She shook her head, smiling back at him without speaking; and then, rising, began to fold up her work, while Mrs. Treherne said,—
"I should have thought you would have found your first audience at Ashurst."
"I did try it one evening," he said, "but one of the children began to scream, and Georgie had to go and attend to it; and the Doctor went to sleep, and Maria, who had been all the afternoon in a stuffy school-room, looking after a school- feast or something of the sort, told me not to mind her, and presently went to sleep too; so I gave it up, after that."
"It was certainly not encouraging," said Mrs. Treherne; "but you must surely have fallen upon an unfortunate moment; they do not go to sleep every evening, I presume?"

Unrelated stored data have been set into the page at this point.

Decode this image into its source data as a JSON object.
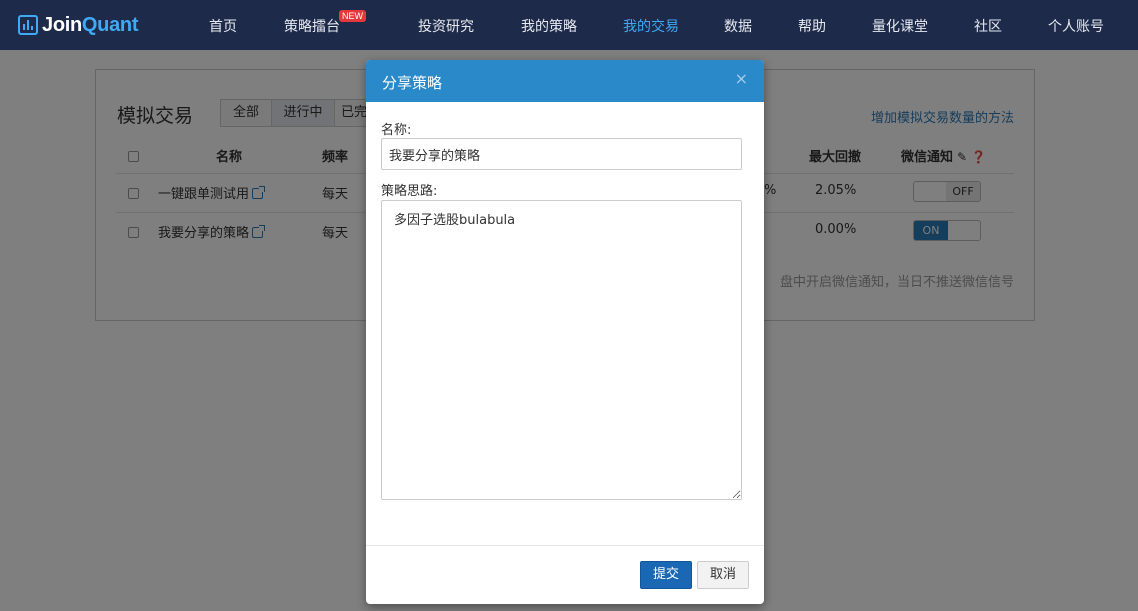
{
  "brand": {
    "name_part1": "Join",
    "name_part2": "Quant"
  },
  "nav": {
    "items": [
      "首页",
      "策略擂台",
      "投资研究",
      "我的策略",
      "我的交易",
      "数据",
      "帮助",
      "量化课堂",
      "社区",
      "个人账号"
    ],
    "active_index": 4,
    "new_badge": "NEW",
    "accent_color": "#3fa9f5"
  },
  "page": {
    "title": "模拟交易",
    "segments": [
      "全部",
      "进行中",
      "已完"
    ],
    "active_segment": 1,
    "link_more": "增加模拟交易数量的方法",
    "headers": {
      "name": "名称",
      "frequency": "频率",
      "max_drawdown": "最大回撤",
      "wechat": "微信通知"
    },
    "rows": [
      {
        "name": "一键跟单测试用",
        "frequency": "每天",
        "partial": "%",
        "max_drawdown": "2.05%",
        "wechat": "OFF"
      },
      {
        "name": "我要分享的策略",
        "frequency": "每天",
        "partial": "",
        "max_drawdown": "0.00%",
        "wechat": "ON"
      }
    ],
    "note": "盘中开启微信通知，当日不推送微信信号"
  },
  "modal": {
    "title": "分享策略",
    "close": "×",
    "name_label": "名称:",
    "name_value": "我要分享的策略",
    "idea_label": "策略思路:",
    "idea_value": "多因子选股bulabula",
    "submit": "提交",
    "cancel": "取消"
  },
  "colors": {
    "nav_bg": "#1e2a4a",
    "modal_header": "#2a89c9",
    "submit_button": "#1a68b4",
    "link": "#2a7ab8"
  }
}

He did not answer; he was looking at Madelon, his eyes following her as she moved here and there about the room, putting away her work, closing the piano, setting things in order for the night. It was a habit he had taken up, this of watching her whenever they were in the room together, wondering perhaps how his little Madelon had grown into one of the most beautiful women he had ever seen. Indeed she was little Madelon no longer—and yet not wholly altered after all. She was tall now, above the middle height, and her hair was a shade darker, and fastened up in long plaits at the back of her head; but her cheeks were pale as in old days, and a slight accent, an occasional idiom, something exceptional in style, and gesture, and manner, showed at once and unmistakably, her foreign birth and breeding. As Mrs. Treherne had once said, she had not, and never would have, an English air and complexion; but her beauty was not the less refined and rare that the clear, fair cheeks were without a tinge of colour, that one had to seek it in the pure red lips, the soft brown hair, the slight eyebrows and dark lashes, the lovely eyes that had learnt to express the thought they had once only suggested, but still retained something of the old, childish, wistful look. And yet Graham watched her with a vague sense of disappointment.

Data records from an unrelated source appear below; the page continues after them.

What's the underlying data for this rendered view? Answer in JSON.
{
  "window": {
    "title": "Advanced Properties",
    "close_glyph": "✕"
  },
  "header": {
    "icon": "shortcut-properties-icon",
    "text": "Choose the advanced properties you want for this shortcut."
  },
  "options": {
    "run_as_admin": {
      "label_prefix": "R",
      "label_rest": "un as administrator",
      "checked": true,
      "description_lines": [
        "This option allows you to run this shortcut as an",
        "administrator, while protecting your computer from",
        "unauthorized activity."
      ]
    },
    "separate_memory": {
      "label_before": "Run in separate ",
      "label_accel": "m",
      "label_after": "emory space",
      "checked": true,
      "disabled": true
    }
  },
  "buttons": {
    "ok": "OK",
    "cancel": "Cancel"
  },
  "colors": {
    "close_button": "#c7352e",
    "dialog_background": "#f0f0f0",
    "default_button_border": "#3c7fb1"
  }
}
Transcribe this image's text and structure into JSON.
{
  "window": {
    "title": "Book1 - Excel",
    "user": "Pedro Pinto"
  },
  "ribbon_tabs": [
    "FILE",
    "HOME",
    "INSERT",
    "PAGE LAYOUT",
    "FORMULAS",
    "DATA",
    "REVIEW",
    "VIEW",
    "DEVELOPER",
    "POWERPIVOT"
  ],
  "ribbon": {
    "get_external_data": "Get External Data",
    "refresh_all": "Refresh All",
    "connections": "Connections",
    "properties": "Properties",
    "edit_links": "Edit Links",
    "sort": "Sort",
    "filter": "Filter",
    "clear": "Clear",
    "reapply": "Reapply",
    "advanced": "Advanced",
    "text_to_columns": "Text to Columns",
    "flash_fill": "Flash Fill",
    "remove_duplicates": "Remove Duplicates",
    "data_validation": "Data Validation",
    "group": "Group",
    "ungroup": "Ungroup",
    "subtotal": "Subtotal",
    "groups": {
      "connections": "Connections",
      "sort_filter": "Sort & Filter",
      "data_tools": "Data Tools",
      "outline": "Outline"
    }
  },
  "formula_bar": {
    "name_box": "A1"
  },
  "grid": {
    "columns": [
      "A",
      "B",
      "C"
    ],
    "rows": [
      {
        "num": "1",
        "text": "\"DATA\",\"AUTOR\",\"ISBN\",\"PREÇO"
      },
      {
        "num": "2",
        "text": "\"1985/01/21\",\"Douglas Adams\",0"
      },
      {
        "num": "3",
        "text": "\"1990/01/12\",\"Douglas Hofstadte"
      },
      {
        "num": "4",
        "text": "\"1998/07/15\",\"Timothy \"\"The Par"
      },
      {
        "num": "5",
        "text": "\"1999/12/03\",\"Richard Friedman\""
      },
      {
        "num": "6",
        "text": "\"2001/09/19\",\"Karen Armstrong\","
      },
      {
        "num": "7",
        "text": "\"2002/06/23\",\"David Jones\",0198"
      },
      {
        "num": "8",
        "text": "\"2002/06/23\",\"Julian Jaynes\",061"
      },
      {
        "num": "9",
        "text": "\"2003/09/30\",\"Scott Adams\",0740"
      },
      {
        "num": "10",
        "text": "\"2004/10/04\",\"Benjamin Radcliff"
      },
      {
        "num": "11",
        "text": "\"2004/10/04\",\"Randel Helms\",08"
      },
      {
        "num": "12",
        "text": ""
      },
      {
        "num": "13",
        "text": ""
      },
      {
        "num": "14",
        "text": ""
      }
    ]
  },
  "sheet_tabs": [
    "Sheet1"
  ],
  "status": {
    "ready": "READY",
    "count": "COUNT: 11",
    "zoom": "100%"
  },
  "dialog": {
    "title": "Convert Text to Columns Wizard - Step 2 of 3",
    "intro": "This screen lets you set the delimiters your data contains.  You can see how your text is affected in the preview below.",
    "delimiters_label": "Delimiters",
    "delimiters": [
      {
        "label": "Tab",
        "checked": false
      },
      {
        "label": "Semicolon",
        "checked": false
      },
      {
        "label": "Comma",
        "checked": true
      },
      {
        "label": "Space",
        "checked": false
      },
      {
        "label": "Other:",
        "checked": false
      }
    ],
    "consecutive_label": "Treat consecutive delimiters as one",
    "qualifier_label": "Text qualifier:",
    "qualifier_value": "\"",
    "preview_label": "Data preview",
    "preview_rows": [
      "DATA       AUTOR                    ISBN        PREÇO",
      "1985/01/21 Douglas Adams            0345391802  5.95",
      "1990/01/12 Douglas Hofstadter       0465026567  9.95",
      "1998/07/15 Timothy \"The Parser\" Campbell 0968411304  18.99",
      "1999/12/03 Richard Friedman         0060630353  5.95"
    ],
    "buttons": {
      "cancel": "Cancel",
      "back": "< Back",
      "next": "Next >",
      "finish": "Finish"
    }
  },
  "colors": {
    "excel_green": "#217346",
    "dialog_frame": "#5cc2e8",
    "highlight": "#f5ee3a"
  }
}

"What do you think of Madeleine?" Mrs. Treherne said to him the following afternoon; he had come in early, and they were together alone in the drawing-room. "Do you not find her grown and improved? Do you think her pretty? She is perhaps rather pale, but——"
"She has certainly grown, Aunt Barbara, but this is not astonishing—young ladies generally do grow between the ages of thirteen and eighteen: and I think her the prettiest girl I ever saw—not at all too pale. As for being improved—well—I suppose she is. She wears very nice dresses, I observe, and holds herself straight, and I daresay knows more geography and history than when we last parted."

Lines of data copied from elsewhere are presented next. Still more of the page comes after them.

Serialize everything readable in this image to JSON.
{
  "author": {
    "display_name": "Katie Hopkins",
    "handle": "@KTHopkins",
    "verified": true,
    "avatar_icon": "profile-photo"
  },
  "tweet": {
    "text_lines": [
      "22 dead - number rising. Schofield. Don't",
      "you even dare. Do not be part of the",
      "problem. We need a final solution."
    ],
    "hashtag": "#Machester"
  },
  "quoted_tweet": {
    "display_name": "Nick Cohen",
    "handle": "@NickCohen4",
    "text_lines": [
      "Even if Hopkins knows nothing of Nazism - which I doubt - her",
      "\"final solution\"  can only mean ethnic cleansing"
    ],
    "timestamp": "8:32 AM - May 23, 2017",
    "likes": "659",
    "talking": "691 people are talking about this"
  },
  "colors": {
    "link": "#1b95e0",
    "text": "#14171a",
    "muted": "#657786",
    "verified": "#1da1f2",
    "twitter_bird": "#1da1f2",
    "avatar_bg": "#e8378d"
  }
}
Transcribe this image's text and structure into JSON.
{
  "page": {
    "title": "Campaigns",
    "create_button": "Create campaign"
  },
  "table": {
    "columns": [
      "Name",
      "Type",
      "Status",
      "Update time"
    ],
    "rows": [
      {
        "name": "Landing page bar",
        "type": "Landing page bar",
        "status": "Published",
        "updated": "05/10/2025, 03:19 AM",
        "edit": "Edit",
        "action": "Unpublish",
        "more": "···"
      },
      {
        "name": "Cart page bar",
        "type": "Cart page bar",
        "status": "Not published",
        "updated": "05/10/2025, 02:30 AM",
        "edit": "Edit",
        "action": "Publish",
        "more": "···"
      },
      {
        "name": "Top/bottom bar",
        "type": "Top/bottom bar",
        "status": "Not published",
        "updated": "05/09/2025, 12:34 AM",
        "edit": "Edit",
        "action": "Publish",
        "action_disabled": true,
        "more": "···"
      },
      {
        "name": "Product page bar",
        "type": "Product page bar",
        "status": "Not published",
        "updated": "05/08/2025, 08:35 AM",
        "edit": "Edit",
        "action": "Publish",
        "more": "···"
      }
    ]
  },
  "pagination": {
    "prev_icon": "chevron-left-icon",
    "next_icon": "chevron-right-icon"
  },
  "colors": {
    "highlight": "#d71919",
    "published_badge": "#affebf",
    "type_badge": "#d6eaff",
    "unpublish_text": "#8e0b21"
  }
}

"You are disappointed in her," said Mrs. Treherne. "Do you know I suspected as much, Horace, from the way in which you look at her and speak to her. Tell me in what way—why you are not satisfied?"
"But I am satisfied," cried Graham; "why should I not be? Madelon appears to me to have every accomplishment a young lady should have; she sings to perfection, I daresay, dances equally well, and I have no doubt that on examination she would prove equally proficient in all the ologies. I am perfectly satisfied, so far as it is any concern of mine, but I don't see what right I have to be sitting in judgment one way or the other."
"You have every right, Horace; I have always looked upon you as the child's guardian in a way, and in all my plans concerning her education I have considered myself, to a certain extent, responsible to you."